The average storage and loss modulus magnitudes for demineralized bone samples (for whole range of indention loads) were used to estimate tanδ i.e. dissipation factor (tanδ = 0.127 i.e. delta = 7.23 ^◦) during dynamic indentation experiments. Similarly, on the basis of average modulus magnitudes for unmineralized bone samples, the dissipation factor (tanδ = 0.102 i.e. delta = 5.82 ^◦) was estimated for untreated bone at 30 Hz frequency. As observed in the dynamic indentation experiments on both undemineralized and demineralized bone samples, the loss modulus magnitude was observed to be uniformly low and much smaller than the storage modulus magnitude, further indicating that the most of the energy is recovered upon unloading rather than dissipated instantaneously [85]. It must be noted that tanδ value increases from 0.102 to 0.127 when HAp is removed via demineralization of bone, indicating that organic matrix in itself contributes towards visco-elastic behavior of bone. For indentation depth dependent storage and loss moduli, delta values decreased from 9.09 ^◦ and 6.95 ^◦ when indentation load is increased from 25 µN to 250 µN indicating higher dissipation effects occurring at collagen fibril (tanδ equal to 0.16) level as compared to collagen fiber (tanδ equal to 0.12) hierarchy level of organic matrix of bone. Prior dynamic studies on the modulus magnitudes of biological materials and polymers show a similar and considerable difference in magnitude between storage and loss modulus values across different frequencies [78, 86]. For the dynamic indentation experiments at 30 Hz, higher magnitudes of dissipation factor for demineralized bone than undemineralized bone represent large energy dissipation for the organic matrix of bone. Future studies are required to explore the frequency dependence of mechanical response of organic matrix of bone as well as the effect of demineralization to various extents on the visco-elastic response of bone to further explain the mechanisms controlling its mechanical response.

5. Conclusion

The protocol adopted for preparation of organic matrix samples via demineralization of bone produced very low surface roughness samples suitable for probing few collagen fibrils to larger assemblies of collagen fibrils forming collagen fibers.
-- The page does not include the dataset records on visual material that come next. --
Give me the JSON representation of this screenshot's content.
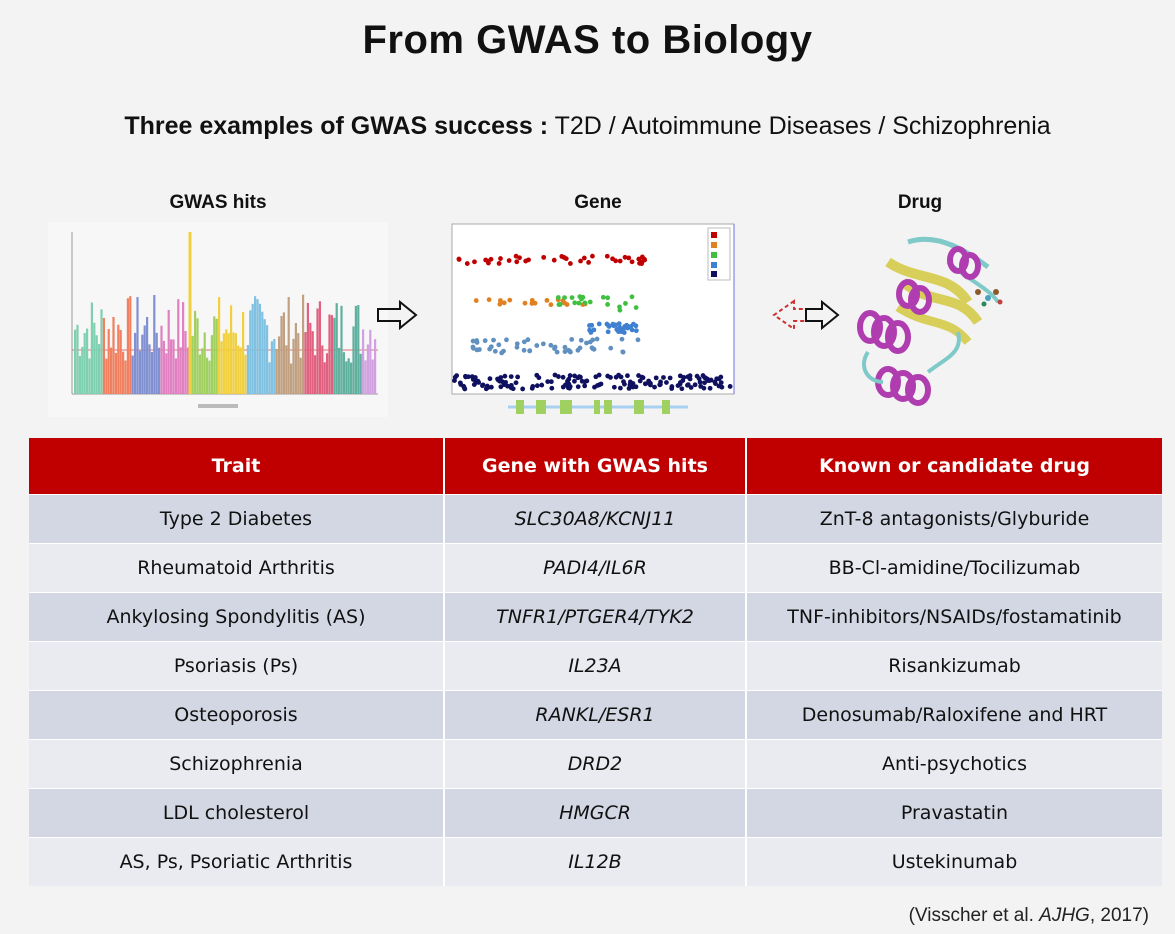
{
  "title": "From GWAS to Biology",
  "subtitle": {
    "bold": "Three examples of GWAS success :",
    "rest": " T2D / Autoimmune Diseases / Schizophrenia"
  },
  "panels": {
    "gwas_label": "GWAS hits",
    "gene_label": "Gene",
    "drug_label": "Drug"
  },
  "table": {
    "headers": [
      "Trait",
      "Gene with GWAS hits",
      "Known or candidate drug"
    ],
    "rows": [
      {
        "trait": "Type 2 Diabetes",
        "gene": "SLC30A8/KCNJ11",
        "drug": "ZnT-8 antagonists/Glyburide"
      },
      {
        "trait": "Rheumatoid Arthritis",
        "gene": "PADI4/IL6R",
        "drug": "BB-Cl-amidine/Tocilizumab"
      },
      {
        "trait": "Ankylosing Spondylitis (AS)",
        "gene": "TNFR1/PTGER4/TYK2",
        "drug": "TNF-inhibitors/NSAIDs/fostamatinib"
      },
      {
        "trait": "Psoriasis (Ps)",
        "gene": "IL23A",
        "drug": "Risankizumab"
      },
      {
        "trait": "Osteoporosis",
        "gene": "RANKL/ESR1",
        "drug": "Denosumab/Raloxifene and HRT"
      },
      {
        "trait": "Schizophrenia",
        "gene": "DRD2",
        "drug": "Anti-psychotics"
      },
      {
        "trait": "LDL cholesterol",
        "gene": "HMGCR",
        "drug": "Pravastatin"
      },
      {
        "trait": "AS, Ps, Psoriatic Arthritis",
        "gene": "IL12B",
        "drug": "Ustekinumab"
      }
    ]
  },
  "citation": {
    "pre": "(Visscher et al. ",
    "journal": "AJHG",
    "post": ", 2017)"
  },
  "colors": {
    "header_red": "#c00000",
    "row_odd": "#d3d7e3",
    "row_even": "#e9ebf0",
    "helix_purple": "#b03db0",
    "sheet_yellow": "#d8cf5a",
    "coil_teal": "#7fc9c9"
  }
}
Demineralization of bone samples done via EDTA treatment for 60 minutes has been found to remove completely the mineral content present in bone sample surface to expose its organic matrix without affecting collagen assemblies forming the matrix at least up to 2 µm. Keeping in mind the influence of the surface roughness, reduced modulus and contact hardness of organic matrix were found to lie between 2.6−4 GPa and 0.23−0.47 GPa respectively for indentation depths between 75 nm and 500 nm whereas for depths beyond 500 nm, average values of reduced modulus, hardness converged for single load multiple load experiments. Due to higher loading rates (i.e. higher strain rates) involved in the dynamic indentation experiments performed at 30 Hz frequency as compared to quasistatic indentation experiments, the modulus magnitudes obtained in dynamic indentation experiments are uniformly larger (depending upon indentation depth) than that of obtained in quasistatic indentation experiments (∼2.6 GPa approximately) concluding loading rate dependent mechanical response of the organic matrix of bone. With demineralization of bone samples, the increase in dissipation factor value from 0.102 to 0.127 shows that organic matrix of bone has more dissipate effects than undemineralized bone, and these dissipation are more at collagen fibril level with disssipation factor as 0.16 when compared to collagen fibers which has respective value of 0.12.